It's in meat, eggs, spinach... And now, E-Coli has claimed another Weapon Of Mass Destruction.
Seriously, Nestle had to recall $30-50 million dollar's worth of contaminated cookie dough. Here is the Washington Post story... I feel terrible for those people. However, I do not get the allure of raw cookie dough. Or spinach. So I'm safe until E-Coli begins to develop in Kit-Kat bars or ice cream sandwiches.
Now, fair Intarwebs. I have a question for you all.
My parking ramp requires me to park on the roof, and the parking up there isn't assigned. It's sort of first-come, first-served. Most of my fellow parking-mates are courteous, parking mostly in alignment with the pretty (shitty) yellow lines.
Except this motherfucker.
I'm not even kidding when I tell you that this is how the uber-mega douche parks EVERY MOTHERCOCKING DAY.

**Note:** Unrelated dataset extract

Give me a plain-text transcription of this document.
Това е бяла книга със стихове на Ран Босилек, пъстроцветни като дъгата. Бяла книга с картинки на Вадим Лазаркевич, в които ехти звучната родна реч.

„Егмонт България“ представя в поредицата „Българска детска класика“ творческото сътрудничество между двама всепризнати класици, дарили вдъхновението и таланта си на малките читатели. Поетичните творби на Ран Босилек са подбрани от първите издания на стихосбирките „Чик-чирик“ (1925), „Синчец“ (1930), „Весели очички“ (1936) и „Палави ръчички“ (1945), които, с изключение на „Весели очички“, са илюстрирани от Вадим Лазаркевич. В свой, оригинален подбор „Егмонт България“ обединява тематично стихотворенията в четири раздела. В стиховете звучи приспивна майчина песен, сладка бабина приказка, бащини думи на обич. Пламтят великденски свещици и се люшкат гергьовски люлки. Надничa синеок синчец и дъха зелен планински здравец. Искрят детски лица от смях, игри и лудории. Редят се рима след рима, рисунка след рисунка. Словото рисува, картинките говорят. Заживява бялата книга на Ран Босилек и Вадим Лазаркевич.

My question to you, my little pretties:
Should I write them a note about their parking habit? It seriously only takes an extra 5-10 seconds to back out and Correct Your Crooked Parking. This person regularly takes up half the parking space to their right (as illustrated above) throwing off the whole parking lot or causing us to sacrifice a parking spot to their idiocy.
I'm not even joking when I tell you that sometimes I really wanna smash in their windows. I never would, but I feel fits of extreme violence when I see their vehicle parked this way.
And I can't go to jail; I've got a purty mouth.